野生動物公園のライオンのうち2頭は敷地内に埋められたが、残り10頭はビニールシートをかけて放置されていました。



来週、行政処分へ〜サルなどの凍死も判明

(前略)12頭のライオンは解剖の結果、死因はいずれも同じで、運動不足による過度の脂肪蓄積で内臓器官や体力が低下し、二次的に肺炎を併発したためだった。
ライオンのほかにも越冬中、カニクイザル、綿羊、シロクマ各1頭とヤギ2頭も死亡していることがわかった。
なかでもカニクイザルは3月24日、
暖房用の灯油が切れてしまい寒さで死亡しており、改めて同公園んの管理面でのズサンさが浮き彫りにされた。
(灯油が切れてサルが死亡。これと全く同じ事件を後年繰り返します。何とかできなかったものか…。 )

道からライオンの運動場を造るようにと改善指導を受けます。野生動物公園は、来年3月までに造ると回答。
(本当に造ったのだろうか?ただ、この後ライオンの死亡事件は聞かないので何らかの対策はされたのだと思います。)
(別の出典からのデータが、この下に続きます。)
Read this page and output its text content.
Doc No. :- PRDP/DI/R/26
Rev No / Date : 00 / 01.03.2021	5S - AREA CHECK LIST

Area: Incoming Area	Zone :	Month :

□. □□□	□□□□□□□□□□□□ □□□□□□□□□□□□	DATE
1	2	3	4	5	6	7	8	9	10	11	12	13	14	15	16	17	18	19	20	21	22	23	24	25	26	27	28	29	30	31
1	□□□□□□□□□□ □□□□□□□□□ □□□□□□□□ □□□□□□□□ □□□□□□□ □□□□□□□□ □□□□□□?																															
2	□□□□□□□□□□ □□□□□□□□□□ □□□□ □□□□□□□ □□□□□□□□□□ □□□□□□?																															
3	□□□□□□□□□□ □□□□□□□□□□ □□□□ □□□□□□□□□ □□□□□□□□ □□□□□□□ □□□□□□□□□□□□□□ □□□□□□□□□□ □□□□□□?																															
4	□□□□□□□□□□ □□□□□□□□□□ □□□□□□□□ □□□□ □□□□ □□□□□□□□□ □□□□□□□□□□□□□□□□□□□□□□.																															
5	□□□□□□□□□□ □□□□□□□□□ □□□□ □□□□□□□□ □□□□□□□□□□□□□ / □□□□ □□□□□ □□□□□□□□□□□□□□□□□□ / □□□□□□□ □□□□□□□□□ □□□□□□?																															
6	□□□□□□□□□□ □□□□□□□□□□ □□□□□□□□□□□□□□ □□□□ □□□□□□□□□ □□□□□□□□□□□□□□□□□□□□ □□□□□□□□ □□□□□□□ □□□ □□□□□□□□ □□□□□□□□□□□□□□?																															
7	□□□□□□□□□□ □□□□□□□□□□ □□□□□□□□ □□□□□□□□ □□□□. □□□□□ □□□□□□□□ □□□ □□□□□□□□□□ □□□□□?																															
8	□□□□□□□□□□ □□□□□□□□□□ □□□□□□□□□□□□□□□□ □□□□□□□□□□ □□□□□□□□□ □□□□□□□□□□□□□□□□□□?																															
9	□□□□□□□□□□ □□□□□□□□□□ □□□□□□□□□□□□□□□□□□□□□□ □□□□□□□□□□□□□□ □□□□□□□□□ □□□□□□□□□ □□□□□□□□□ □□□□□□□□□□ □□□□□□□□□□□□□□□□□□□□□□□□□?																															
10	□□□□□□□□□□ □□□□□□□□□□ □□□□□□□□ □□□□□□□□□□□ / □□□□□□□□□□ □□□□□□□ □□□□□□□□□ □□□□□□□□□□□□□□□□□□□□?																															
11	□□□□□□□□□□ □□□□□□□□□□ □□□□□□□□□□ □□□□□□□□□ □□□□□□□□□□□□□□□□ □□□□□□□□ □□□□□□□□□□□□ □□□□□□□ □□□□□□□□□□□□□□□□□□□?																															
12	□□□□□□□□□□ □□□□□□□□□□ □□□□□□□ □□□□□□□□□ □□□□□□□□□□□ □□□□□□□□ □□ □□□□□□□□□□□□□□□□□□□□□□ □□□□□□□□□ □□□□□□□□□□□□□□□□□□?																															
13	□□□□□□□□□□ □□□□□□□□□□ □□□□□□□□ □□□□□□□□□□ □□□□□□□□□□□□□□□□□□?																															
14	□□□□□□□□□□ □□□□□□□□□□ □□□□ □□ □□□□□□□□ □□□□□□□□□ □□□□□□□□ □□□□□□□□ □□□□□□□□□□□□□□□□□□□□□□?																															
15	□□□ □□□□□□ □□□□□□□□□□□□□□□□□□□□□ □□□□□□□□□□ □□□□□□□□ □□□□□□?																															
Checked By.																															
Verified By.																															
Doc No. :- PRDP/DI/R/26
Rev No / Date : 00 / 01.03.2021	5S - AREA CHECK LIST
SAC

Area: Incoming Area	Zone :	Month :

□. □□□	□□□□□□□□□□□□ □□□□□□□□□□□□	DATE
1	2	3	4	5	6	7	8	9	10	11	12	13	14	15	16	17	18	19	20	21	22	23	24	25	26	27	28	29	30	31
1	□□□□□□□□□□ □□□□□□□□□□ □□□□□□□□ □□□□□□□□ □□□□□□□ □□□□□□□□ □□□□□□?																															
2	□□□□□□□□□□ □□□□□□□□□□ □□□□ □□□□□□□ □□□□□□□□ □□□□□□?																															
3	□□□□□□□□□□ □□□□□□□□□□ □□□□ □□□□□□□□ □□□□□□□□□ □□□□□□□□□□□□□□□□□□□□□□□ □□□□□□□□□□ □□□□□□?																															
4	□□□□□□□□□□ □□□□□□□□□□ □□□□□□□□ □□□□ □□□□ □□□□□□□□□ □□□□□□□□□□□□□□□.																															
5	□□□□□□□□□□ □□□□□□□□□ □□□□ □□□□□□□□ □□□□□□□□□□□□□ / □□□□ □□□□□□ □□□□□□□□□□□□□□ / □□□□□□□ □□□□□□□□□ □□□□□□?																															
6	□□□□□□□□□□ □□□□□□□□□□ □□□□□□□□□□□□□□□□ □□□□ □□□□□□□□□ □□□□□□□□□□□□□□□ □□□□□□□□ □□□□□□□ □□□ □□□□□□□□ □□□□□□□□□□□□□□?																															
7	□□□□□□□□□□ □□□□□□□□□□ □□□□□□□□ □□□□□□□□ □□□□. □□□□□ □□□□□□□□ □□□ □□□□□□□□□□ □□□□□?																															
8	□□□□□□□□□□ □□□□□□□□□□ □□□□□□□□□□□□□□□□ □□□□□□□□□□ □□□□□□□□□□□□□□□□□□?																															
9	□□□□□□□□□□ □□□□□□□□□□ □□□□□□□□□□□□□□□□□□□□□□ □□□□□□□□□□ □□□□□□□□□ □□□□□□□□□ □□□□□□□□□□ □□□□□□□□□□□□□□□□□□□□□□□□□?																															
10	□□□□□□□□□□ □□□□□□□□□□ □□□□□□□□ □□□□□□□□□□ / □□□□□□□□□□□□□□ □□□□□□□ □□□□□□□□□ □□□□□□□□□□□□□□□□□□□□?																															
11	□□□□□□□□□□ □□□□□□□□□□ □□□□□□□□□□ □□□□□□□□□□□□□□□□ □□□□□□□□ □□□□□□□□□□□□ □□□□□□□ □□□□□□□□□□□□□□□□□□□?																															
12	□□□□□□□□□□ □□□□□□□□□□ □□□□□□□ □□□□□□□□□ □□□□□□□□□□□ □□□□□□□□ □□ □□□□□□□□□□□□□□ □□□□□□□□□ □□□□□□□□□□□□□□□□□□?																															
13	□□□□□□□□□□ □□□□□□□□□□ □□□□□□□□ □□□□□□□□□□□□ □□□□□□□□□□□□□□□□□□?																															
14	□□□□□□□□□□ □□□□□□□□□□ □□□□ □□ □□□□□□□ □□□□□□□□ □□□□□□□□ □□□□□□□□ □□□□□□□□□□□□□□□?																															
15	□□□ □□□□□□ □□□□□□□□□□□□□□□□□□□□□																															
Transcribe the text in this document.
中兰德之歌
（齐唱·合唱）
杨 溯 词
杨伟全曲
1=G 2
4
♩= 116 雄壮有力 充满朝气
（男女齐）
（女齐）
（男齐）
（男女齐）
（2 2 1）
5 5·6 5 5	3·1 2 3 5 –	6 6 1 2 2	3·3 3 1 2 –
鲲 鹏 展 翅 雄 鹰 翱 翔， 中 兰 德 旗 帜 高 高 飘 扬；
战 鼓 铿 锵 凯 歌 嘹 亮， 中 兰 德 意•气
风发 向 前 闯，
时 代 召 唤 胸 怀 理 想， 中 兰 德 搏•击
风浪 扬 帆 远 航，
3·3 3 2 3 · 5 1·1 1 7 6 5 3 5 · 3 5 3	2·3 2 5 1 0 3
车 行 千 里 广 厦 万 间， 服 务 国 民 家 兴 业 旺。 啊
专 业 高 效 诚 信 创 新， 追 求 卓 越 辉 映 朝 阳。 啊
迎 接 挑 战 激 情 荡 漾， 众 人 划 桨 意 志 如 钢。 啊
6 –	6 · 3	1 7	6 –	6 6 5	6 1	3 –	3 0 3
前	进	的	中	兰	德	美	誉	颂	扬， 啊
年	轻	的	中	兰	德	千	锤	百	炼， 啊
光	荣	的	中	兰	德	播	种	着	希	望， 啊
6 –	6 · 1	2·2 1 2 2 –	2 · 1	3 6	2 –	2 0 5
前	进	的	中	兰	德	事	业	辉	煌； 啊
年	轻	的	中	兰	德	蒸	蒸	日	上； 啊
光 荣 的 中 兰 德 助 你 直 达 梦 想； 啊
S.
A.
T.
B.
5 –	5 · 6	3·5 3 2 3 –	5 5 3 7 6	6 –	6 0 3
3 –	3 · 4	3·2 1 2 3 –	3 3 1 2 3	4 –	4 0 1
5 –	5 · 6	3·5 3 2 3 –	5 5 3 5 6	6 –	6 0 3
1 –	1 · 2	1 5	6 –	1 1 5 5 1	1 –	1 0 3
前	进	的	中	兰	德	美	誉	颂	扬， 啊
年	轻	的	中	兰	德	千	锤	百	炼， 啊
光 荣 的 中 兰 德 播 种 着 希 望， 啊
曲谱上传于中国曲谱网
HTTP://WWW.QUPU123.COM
これにてライオン凍死騒動は落着。今期の営業が開始されます。



お待たせしました、準備完了!(クリックで大きいサイズ表示)

「お待たせしました、準備完了!」と書かれた字の上に、非常に小さい文字でお詫び文が載っています。
「何かとご心配をおかけしましたが、この度管轄監査官庁の指導のもとに万全を期した施設でオープン致しましたのでご安心の上、一日たっぷりお遊びください。」

(余談ですが、この広告は面白い。水木一郎が歌のおにいさんだったのか。遊具にしっかりいもむしコースターが書かれています。)



「視線はライオンに〜北海道野生動物公園オープン」

ライオン12頭が越冬中に死亡してすっかり有名になった苫小牧市の北海道野生動物公園は、道の危険動物飼養規則条例(ペット条例)に基づく飼育申請許可も下りて、25日にオープンしたが、最初の日曜日となった26日はライオンをひと目見よう、という入場者が集中した。
昨年12月から今年3月までに、運動不足と寒さで死亡したライオンは12頭。残り21頭のうち子ライオンを除く15頭が「ミニ・ライオン・サファリ」の広場に放された。
(中略)行楽客の8割はサファリのバスに乗って、1周250メートルのサファリ内を
「これが生き残ったライオンね」と興味深げに見物していた。